In the current context of expanding ECMO use and increasingly sophisticated technology, even in the absence of high-level evidence, it is important to anticipate and analyze the ethical dilemmas that will inevitably arise and to discuss potential approaches to resolving these complex clinical situations. In this article, we address some of these ethical issues—the use of ECPR, the bridge to nowhere, and the meaning of do not resuscitate (DNR) and CPR on ECMO—through the prism of real clinical scenarios and attempt to provide a framework to approach these dilemmas.

Case One: A 50-year-old man with no known past medical history arrives in the ED with unstable angina. Thirty minutes later he suffers a witnessed cardiac arrest with ventricular tachycardia noted at the outset. Despite 10 min of uninterrupted advanced cardiac life support, there is no return of spontaneous circulation. The attending physician calls a surgery consultation for consideration of ECMO.

To whom should ECPR be offered?

To answer the question of whether to offer ECPR, it is important to first address the role of conventional CPR in cardiac arrest. The use of CPR dates back to 1960. Since the 1970s, CPR has become the default resuscitation status in all cases of cardiac arrest, regardless of cause.25,26 Although the decision to withhold CPR has been framed as an issue of patient autonomy,27 others have argued that such decisions should be left to physicians to determine when CPR is futile.2830 Still others have suggested changing the default status of CPR when there is a very remote chance of benefit and near certain harm.26 In such circumstances, a physician should recommend withholding CPR to protect the patient. Although disagreement remains regarding when it is appropriate to withhold CPR, a position advocating for the withholding of ECPR, when the likelihood of survival is remote, is even more compelling. ECPR is a far more invasive and resource-intensive intervention than traditional CPR and has the capacity to prolong suffering considerably without changing the ultimate outcome.

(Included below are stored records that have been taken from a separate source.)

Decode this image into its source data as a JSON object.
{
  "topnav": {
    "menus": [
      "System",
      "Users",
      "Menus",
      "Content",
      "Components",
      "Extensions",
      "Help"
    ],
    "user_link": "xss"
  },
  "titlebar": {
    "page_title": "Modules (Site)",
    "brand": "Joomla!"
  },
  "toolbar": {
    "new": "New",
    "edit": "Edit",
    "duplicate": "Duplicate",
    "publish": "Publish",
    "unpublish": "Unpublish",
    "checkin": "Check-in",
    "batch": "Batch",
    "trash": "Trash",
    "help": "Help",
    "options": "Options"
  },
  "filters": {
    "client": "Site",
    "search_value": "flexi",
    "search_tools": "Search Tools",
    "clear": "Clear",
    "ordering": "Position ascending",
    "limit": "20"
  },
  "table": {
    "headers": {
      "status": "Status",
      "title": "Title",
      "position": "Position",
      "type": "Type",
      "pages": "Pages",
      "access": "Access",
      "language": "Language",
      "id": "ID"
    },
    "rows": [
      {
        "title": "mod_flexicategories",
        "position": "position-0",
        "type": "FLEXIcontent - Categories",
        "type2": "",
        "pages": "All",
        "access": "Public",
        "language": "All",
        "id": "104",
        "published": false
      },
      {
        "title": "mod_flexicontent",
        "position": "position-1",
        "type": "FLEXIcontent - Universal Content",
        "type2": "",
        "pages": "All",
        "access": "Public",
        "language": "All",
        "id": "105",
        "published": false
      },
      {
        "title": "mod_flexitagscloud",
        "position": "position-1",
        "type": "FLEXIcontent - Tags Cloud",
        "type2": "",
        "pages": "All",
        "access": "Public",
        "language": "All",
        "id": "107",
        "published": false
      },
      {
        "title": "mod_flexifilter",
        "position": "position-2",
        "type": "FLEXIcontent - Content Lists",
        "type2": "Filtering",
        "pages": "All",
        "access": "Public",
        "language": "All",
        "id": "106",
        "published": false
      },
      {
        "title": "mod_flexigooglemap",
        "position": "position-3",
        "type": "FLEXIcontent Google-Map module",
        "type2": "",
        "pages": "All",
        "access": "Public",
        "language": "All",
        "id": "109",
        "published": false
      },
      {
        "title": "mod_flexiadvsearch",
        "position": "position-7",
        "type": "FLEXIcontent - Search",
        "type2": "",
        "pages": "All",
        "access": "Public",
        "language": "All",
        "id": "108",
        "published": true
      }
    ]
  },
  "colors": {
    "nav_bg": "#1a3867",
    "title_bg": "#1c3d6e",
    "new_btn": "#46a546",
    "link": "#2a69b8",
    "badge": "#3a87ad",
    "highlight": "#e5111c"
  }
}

Although the prognosis for survival with ECPR is uncertain during a cardiac arrest, the presence of multiple comorbid conditions, multisystem organ failure, devastating neurologic injury, or advanced age should all factor into the decision of whether to initiate ECPR.7,19 ECMO requires an experienced multidisciplinary team, expensive equipment, and the use of an ICU bed, the availability of which may be limited. In centers that have the capability of initiating ECPR, there should be strict criteria for initiating and withholding this intervention. Criteria ought to reflect data from studies aimed at identifying factors that best predict outcomes from ECPR in different settings, thereby avoiding its use in patients unlikely to benefit.7 If the use of ECPR becomes even more widespread, there is a real concern that it would be an expected intervention for patients suffering acute cardiac arrest. If this occurs, physicians would need to incorporate ECPR into advanced directive discussions, potentially requiring the development of a DNR with ECMO order.

Case Two: A 25-year-old woman who is a lung transplant candidate with advanced pulmonary hypertension is placed on invasive mechanical ventilation for hypoxemic respiratory failure with decompensated right-sided heart failure. To maintain her transplant candidacy, she is placed on venoarterial ECMO and subsequently extubated. Initially she does well with physical therapy and maintains her transplant candidacy. Over the following 2 weeks she develops renal failure requiring hemodialysis, becomes progressively deconditioned from limited participation in physical therapy, and is deactivated from the transplant list. However, she remains awake, alert, and conversant with her family and reports no discomfort from her supportive therapies. Attempts to wean ECMO support and maximize medical therapy result in respiratory and hemodynamic instability. She declines the option of endotracheal intubation or removal of ECMO.

What should be done with a patient on ECMO when there is no expectation for recovery or option for lung transplantation?

The decision to initiate ECMO as a bridge to transplantation is one that should include a thorough assessment of the ECMO recipient’s transplant candidacy. Because there is no destination device therapy for respiratory failure, it is imperative to assess whether there are any contraindications to transplantation prior to ECMO initiation, so as to minimize the chance of creating a bridge to nowhere scenario. To that end, an absolute contraindication to ECMO is implementing it as a potential bridge to transplantation if transplantation will not be considered. Similar considerations should be made when initiating ECMO as bridge to recovery, adhering as closely as possible to accepted criteria; however, the prognosis for recovery is often uncertain, and decisions must be made based on the data available and provider expectations.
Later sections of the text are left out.